German Envoy: Negotiations Over G20 Declaration Showed That It Was ‘18 Versus 2’

Philipp Ackermann also said that if the summit had ended without a consensus declaration, it “would have been a kind of death to the G20”.

New Delhi: The German ambassador to India, Philipp Ackermann, stressed that negotiations over the language related to the Ukraine war in the G20 declaration showed that the emerging countries were on the West’s side against the duo of Russia and China, which had to be consolidated with the final document, ensuring that group did not fail during India’s presidency.

On Saturday afternoon, Indian Prime Minister Narendra Modi announced that a consensus had been reached on the final declaration of the group of 20 major economies. It was a surprise move a day before the end of the summit, since the inclusion of the language from the ‘Bali paragraph’ on Ukraine had been unacceptable to Russia and China.

Earlier on Friday night, India, along with Brazil, South Africa and Indonesia – all developing countries that are holding G20 presidencies in consecutive years – pitched a new draft text on Ukraine, which it presented as the last ultimatum with the only alternate being to talk to Modi. That strategy worked and the 18th G20 summit avoided the prospect of not having a joint statement for the first time.

While the Western leadership declared “success”, there was considerable criticism that the G20 declaration had seen a climbdown for the US and its allies.

The language of the Bali declaration that condemned Russia for the war against Ukraine was gone. Instead, all 20 members endorsed the respect for states’ “territorial integrity and sovereignty”.

Ukraine’s foreign ministry claimed that the declaration was “nothing to be proud of”, while Russia claimed it as a “victory”.
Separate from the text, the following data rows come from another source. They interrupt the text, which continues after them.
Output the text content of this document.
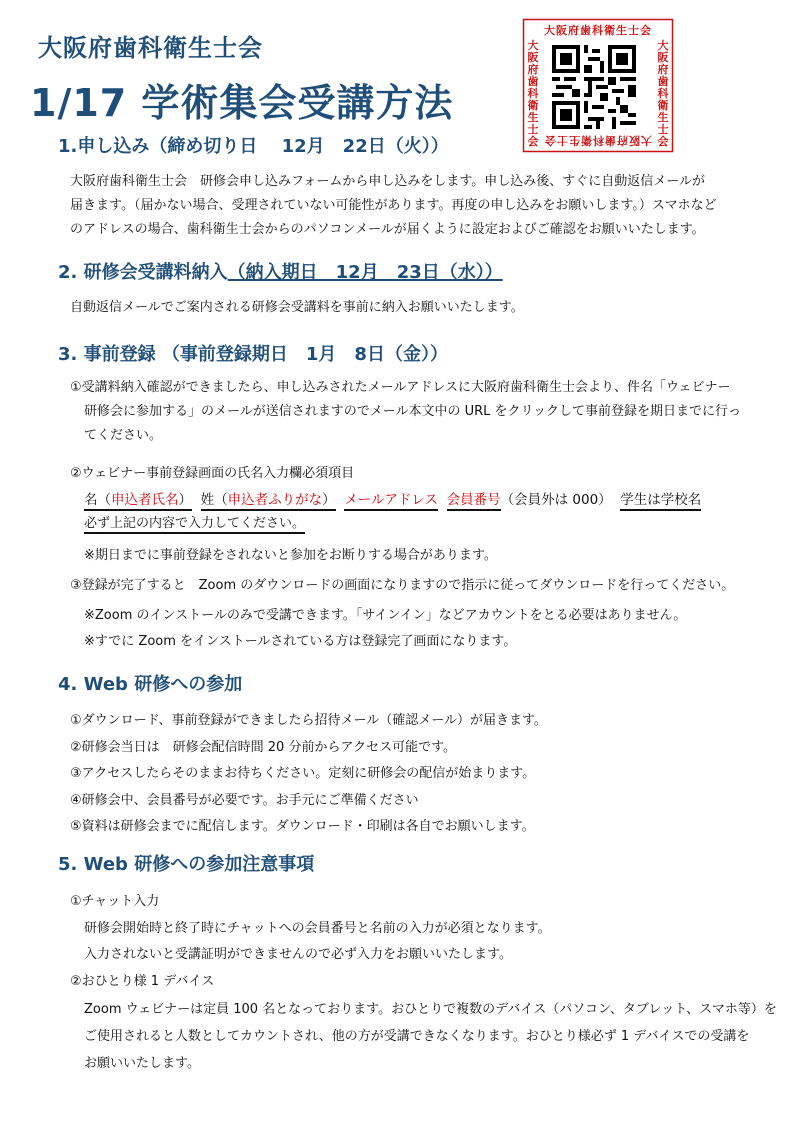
大阪府歯科衛生士会
1/17 学術集会受講方法
大阪府歯科衛生士会
大阪府歯科衛生士会
大阪府歯科衛生士会
大阪府歯科衛生士会
1.申し込み（締め切り日　 12月　22日（火））
大阪府歯科衛生士会　研修会申し込みフォームから申し込みをします。申し込み後、すぐに自動返信メールが
届きます。（届かない場合、受理されていない可能性があります。再度の申し込みをお願いします。）スマホなど
のアドレスの場合、歯科衛生士会からのパソコンメールが届くように設定およびご確認をお願いいたします。
2. 研修会受講料納入（納入期日　12月　23日（水））
自動返信メールでご案内される研修会受講料を事前に納入お願いいたします。
3. 事前登録 （事前登録期日　1月　8日（金））
①受講料納入確認ができましたら、申し込みされたメールアドレスに大阪府歯科衛生士会より、件名「ウェビナー
研修会に参加する」のメールが送信されますのでメール本文中の URL をクリックして事前登録を期日までに行っ
てください。
②ウェビナー事前登録画面の氏名入力欄必須項目
名（申込者氏名） 姓（申込者ふりがな） メールアドレス 会員番号（会員外は 000） 学生は学校名
必ず上記の内容で入力してください。
※期日までに事前登録をされないと参加をお断りする場合があります。
③登録が完了すると　Zoom のダウンロードの画面になりますので指示に従ってダウンロードを行ってください。
※Zoom のインストールのみで受講できます。「サインイン」などアカウントをとる必要はありません。
※すでに Zoom をインストールされている方は登録完了画面になります。
4. Web 研修への参加
①ダウンロード、事前登録ができましたら招待メール（確認メール）が届きます。
②研修会当日は　研修会配信時間 20 分前からアクセス可能です。
③アクセスしたらそのままお待ちください。定刻に研修会の配信が始まります。
④研修会中、会員番号が必要です。お手元にご準備ください
⑤資料は研修会までに配信します。ダウンロード・印刷は各自でお願いします。
5. Web 研修への参加注意事項
①チャット入力
研修会開始時と終了時にチャットへの会員番号と名前の入力が必須となります。
入力されないと受講証明ができませんので必ず入力をお願いいたします。
②おひとり様 1 デバイス
Zoom ウェビナーは定員 100 名となっております。おひとりで複数のデバイス（パソコン、タブレット、スマホ等）を
ご使用されると人数としてカウントされ、他の方が受講できなくなります。おひとり様必ず 1 デバイスでの受講を
お願いいたします。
Also Read: Why China and Russia Are the Biggest Winners of India’s G20 Presidency

Speaking to reporters on Tuesday, Ackermann said that Germany was of the view that G20 was one of the last forums where everybody was around the table. He stated that if the summit had ended “without a consensus declaration, [that] would have been a kind of death to the G20”.

He said that officials directly involved in the negotiations had conveyed that the “dynamic very early was 18 versus two”, with the emerging markets aligned on issues against Russia and China.
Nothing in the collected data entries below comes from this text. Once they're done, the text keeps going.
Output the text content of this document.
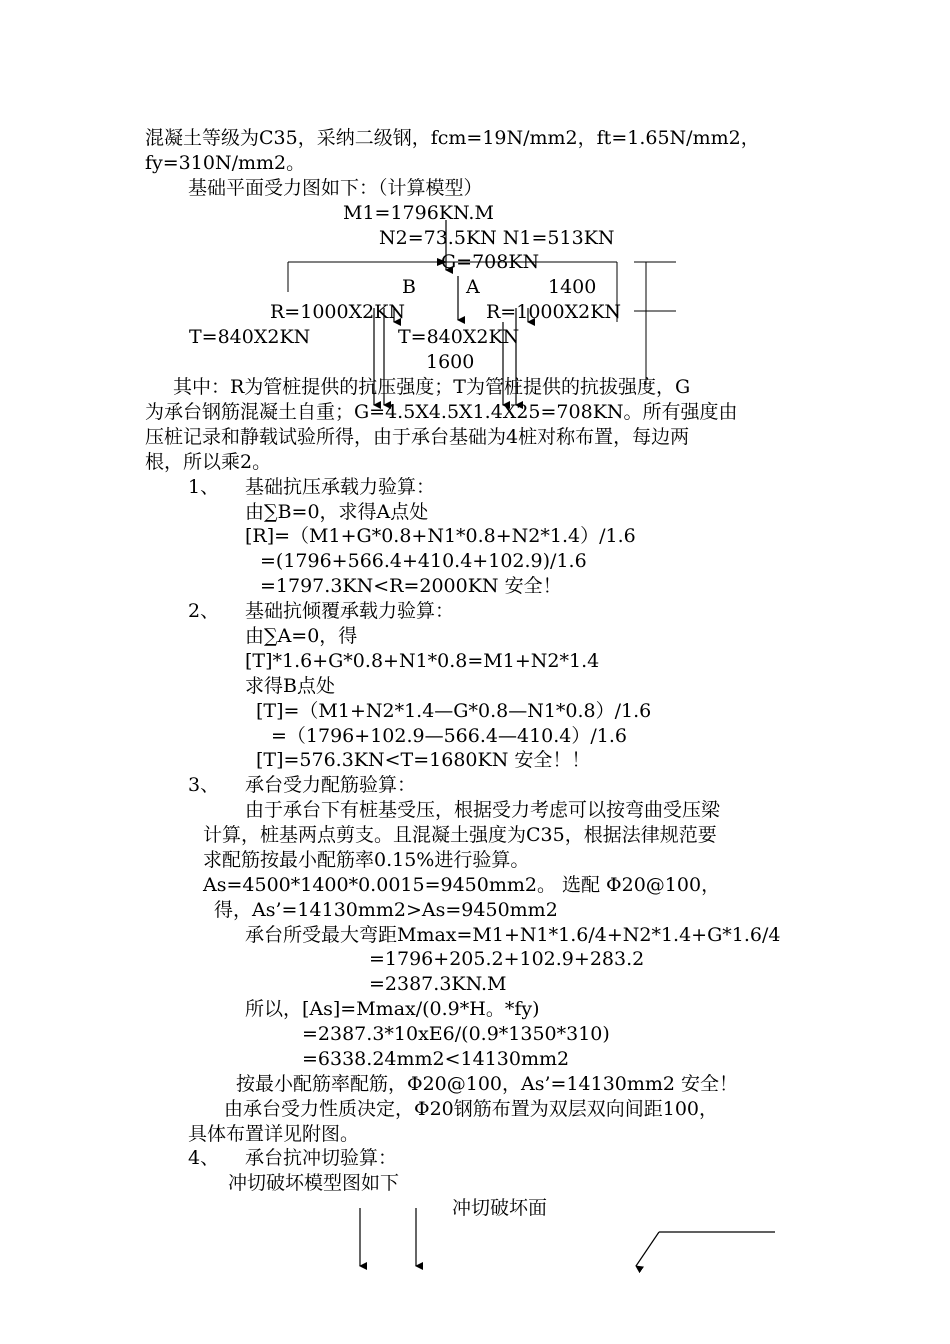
混凝土等级为C35，采纳二级钢，fcm=19N/mm2，ft=1.65N/mm2，
fy=310N/mm2。
基础平面受力图如下：（计算模型）
M1=1796KN.M
N2=73.5KN N1=513KN
G=708KN
B	A	1400
R=1000X2KN	R=1000X2KN
T=840X2KN	T=840X2KN
1600
其中：R为管桩提供的抗压强度；T为管桩提供的抗拔强度，G
为承台钢筋混凝土自重；G=4.5X4.5X1.4X25=708KN。所有强度由
压桩记录和静载试验所得，由于承台基础为4桩对称布置，每边两
根，所以乘2。
1、 基础抗压承载力验算：
由∑B=0，求得A点处
[R]=（M1+G*0.8+N1*0.8+N2*1.4）/1.6
=(1796+566.4+410.4+102.9)/1.6
=1797.3KN<R=2000KN 安全！
2、 基础抗倾覆承载力验算：
由∑A=0，得
[T]*1.6+G*0.8+N1*0.8=M1+N2*1.4
求得B点处
[T]=（M1+N2*1.4—G*0.8—N1*0.8）/1.6
=（1796+102.9—566.4—410.4）/1.6
[T]=576.3KN<T=1680KN 安全！！
3、 承台受力配筋验算：
由于承台下有桩基受压，根据受力考虑可以按弯曲受压梁
计算，桩基两点剪支。且混凝土强度为C35，根据法律规范要
求配筋按最小配筋率0.15%进行验算。
As=4500*1400*0.0015=9450mm2。 选配 Φ20@100，
得，As’=14130mm2>As=9450mm2
承台所受最大弯距Mmax=M1+N1*1.6/4+N2*1.4+G*1.6/4
=1796+205.2+102.9+283.2
=2387.3KN.M
所以，[As]=Mmax/(0.9*H。*fy)
=2387.3*10xE6/(0.9*1350*310)
=6338.24mm2<14130mm2
按最小配筋率配筋，Φ20@100，As’=14130mm2 安全！
由承台受力性质决定，Φ20钢筋布置为双层双向间距100，
具体布置详见附图。
4、 承台抗冲切验算：
冲切破坏模型图如下
冲切破坏面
Ackermann said the German chancellor Olaf Scholz left “very satisfied” at the end of the summit, as it fulfilled his two aims – to make a success of the Indian presidency and to ensure that Ukraine war should find an appropriate place in the Delhi declaration in line with the one achieved last year.

The German envoy claimed that the outcome “exceeded” expectations. “The declaration went further” than Bali, as it “reflected” the developments over the last one year, he added.
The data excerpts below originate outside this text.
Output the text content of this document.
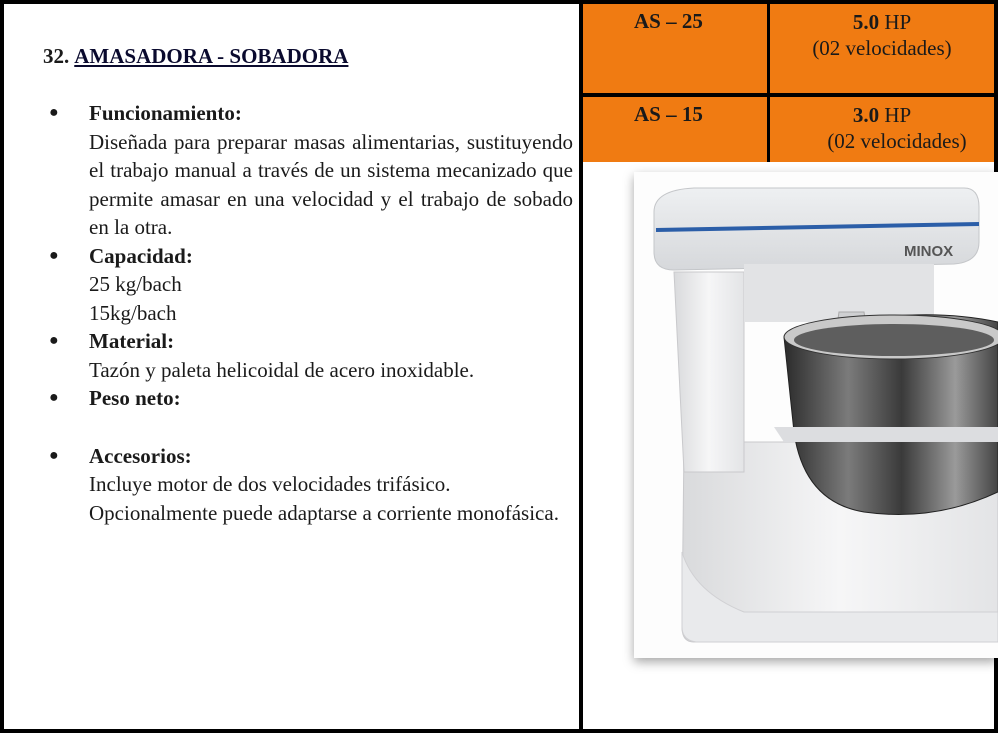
32. AMASADORA - SOBADORA
● Funcionamiento:
Diseñada para preparar masas alimentarias, sustituyendo el trabajo manual a través de un sistema mecanizado que permite amasar en una velocidad y el trabajo de sobado en la otra.
● Capacidad:
25 kg/bach
15kg/bach
● Material:
Tazón y paleta helicoidal de acero inoxidable.
● Peso neto:
● Accesorios:
Incluye motor de dos velocidades trifásico.
Opcionalmente puede adaptarse a corriente monofásica.
AS – 25	5.0 HP
(02 velocidades)
AS – 15	3.0 HP
(02 velocidades)
MINOX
Ackermann noted that from their perspective, the declaration had strong language against the use of force for territorial acquisition and that the use of nuclear threats was unacceptable.

On Sunday, the Russian foreign minister Sergei Lavrov had highlighted that there was no mention of Russia, except in the context of the Black Sea grain deal.

Also Read: G20: Modi Plays an Old Game, Walking in the Footsteps of Nehru

“I saw some things that Lavrov said and I think they are all not very convincing,” Ackerman noted. 

“I agree that Russia has not been mentioned – but it has Russia written all over it,” he added.

He also said that a “maximal” stance on language “would not have led to success”, describing the declaration as a “fabulous text” for such a “heterogenous group”.

Russia had claimed that the global south had stopped the West from “Ukrainising” the G20 agenda. On the other side of the geo-political divide, French President Emmanuel Macron said that the G20 was “not the forum for political discussions” to play down the watering-down of the text on the Ukraine conflict.